Area = 1/2 | x1(y2-y3) + x2(y3-y1) + x3(y1-y2) | = 1/2 | 1(5-2) + 4(2-1) + 7(1-5) | = 1/2 | 3 + 4 - 28 | = 1/2 * 21 = 10.5.

If the coordinates of the vertices of a triangle are A(1, 1), B(4, 5), and C(7, 2), what is the area of the triangle?

If the coordinates of the vertices of a triangle are A(1, 1), B(4, 5), and C(7, 2), what is the area of the triangle?

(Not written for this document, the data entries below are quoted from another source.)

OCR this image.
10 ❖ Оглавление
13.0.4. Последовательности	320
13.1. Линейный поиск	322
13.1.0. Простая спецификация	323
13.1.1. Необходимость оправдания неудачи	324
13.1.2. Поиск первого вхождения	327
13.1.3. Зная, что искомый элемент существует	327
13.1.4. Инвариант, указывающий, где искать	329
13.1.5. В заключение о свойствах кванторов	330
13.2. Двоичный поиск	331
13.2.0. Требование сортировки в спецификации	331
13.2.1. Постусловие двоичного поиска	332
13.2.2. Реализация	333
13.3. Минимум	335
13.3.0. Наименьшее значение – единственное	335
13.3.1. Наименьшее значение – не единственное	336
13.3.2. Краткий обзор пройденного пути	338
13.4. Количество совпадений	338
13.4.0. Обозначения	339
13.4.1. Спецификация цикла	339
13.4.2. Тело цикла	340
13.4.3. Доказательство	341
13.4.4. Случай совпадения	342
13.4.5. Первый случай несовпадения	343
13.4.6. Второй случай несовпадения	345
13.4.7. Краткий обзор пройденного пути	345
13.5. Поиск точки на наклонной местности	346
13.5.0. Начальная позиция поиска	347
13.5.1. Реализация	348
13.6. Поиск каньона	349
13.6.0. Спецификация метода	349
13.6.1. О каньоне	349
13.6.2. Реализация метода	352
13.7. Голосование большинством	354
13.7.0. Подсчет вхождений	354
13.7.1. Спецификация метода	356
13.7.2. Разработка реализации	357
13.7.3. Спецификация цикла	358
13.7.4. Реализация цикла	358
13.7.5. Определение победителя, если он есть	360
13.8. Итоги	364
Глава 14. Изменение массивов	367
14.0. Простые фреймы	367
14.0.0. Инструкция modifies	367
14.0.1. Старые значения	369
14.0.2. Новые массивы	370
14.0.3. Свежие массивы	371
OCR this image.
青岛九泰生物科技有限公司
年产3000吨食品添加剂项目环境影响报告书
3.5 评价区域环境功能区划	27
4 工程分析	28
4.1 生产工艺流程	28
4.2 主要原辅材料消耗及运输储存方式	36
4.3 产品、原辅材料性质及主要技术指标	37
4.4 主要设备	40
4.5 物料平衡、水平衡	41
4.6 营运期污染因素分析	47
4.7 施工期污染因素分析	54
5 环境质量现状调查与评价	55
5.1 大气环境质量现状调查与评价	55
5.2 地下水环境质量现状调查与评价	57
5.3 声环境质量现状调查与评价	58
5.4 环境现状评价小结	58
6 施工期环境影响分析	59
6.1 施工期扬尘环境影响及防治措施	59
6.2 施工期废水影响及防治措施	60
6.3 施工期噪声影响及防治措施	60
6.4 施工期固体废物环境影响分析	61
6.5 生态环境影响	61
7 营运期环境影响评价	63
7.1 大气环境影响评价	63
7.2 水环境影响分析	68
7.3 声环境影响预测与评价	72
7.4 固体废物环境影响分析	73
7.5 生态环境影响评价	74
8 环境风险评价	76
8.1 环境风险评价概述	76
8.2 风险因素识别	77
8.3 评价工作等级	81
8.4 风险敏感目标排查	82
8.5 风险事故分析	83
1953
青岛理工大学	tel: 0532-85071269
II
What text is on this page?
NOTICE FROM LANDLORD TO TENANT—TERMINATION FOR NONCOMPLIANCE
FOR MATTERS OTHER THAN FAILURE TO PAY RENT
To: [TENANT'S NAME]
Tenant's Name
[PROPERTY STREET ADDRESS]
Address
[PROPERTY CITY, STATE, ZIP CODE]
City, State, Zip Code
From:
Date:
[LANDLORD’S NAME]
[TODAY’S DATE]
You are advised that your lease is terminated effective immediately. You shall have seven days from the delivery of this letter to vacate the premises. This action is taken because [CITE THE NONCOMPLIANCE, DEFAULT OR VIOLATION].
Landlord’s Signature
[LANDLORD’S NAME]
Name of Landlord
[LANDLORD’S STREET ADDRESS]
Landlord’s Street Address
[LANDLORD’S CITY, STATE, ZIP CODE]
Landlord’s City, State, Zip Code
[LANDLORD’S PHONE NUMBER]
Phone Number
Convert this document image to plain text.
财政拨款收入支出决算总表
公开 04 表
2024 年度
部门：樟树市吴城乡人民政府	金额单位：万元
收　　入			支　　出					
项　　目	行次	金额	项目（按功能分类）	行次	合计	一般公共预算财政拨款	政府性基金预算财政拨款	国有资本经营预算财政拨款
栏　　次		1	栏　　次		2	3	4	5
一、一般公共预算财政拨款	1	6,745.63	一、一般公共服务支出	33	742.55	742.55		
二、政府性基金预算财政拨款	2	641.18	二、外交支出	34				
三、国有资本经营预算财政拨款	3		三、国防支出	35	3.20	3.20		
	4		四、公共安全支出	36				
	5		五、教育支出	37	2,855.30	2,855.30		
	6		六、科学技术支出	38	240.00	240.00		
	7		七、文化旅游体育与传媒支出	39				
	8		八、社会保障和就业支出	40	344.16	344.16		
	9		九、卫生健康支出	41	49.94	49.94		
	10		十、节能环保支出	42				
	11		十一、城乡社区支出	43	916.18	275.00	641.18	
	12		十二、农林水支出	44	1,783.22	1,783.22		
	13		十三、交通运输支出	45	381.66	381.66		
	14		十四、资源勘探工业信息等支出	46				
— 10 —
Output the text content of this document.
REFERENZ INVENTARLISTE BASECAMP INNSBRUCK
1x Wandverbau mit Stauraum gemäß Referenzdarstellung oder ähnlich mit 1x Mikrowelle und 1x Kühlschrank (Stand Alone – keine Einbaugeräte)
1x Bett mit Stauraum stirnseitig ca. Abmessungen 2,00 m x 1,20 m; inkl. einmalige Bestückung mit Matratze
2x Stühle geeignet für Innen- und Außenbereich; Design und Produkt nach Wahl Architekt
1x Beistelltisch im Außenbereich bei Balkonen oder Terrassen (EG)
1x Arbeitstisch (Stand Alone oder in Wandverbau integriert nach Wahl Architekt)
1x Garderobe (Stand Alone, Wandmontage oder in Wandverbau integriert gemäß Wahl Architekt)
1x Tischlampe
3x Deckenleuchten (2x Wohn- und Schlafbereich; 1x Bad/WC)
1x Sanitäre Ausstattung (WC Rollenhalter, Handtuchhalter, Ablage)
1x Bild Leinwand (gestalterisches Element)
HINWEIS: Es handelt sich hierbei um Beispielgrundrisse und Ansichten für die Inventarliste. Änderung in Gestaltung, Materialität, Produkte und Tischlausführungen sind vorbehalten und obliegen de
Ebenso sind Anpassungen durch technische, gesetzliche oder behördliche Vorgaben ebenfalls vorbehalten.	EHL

Step 1: Identify the coordinates of the triangle's vertices. We have A(1, 1), B(4, 5), and C(7, 2).
Step 2: Assign the coordinates to variables: x1 = 1, y1 = 1 (for A), x2 = 4, y2 = 5 (for B), x3 = 7, y3 = 2 (for C).
Step 3: Use the area formula for a triangle with vertices at (x1, y1), (x2, y2), and (x3, y3): Area = 1/2 | x1(y2-y3) + x2(y3-y1) + x3(y1-y2) |.
Step 4: Substitute the values into the formula: Area = 1/2 | 1(5-2) + 4(2-1) + 7(1-5) |.
Step 5: Calculate each part inside the absolute value: 1(5-2) = 1*3 = 3, 4(2-1) = 4*1 = 4, 7(1-5) = 7*(-4) = -28.
Step 6: Add these results together: 3 + 4 - 28 = -21.
Step 7: Take the absolute value: |-21| = 21.
Step 8: Multiply by 1/2: Area = 1/2 * 21 = 10.5.

Area of a Triangle Using Coordinates – The formula for calculating the area of a triangle given its vertex coordinates in a Cartesian plane.
Determinants in Geometry – Understanding how to apply the determinant method to find the area of a triangle using vertex coordinates.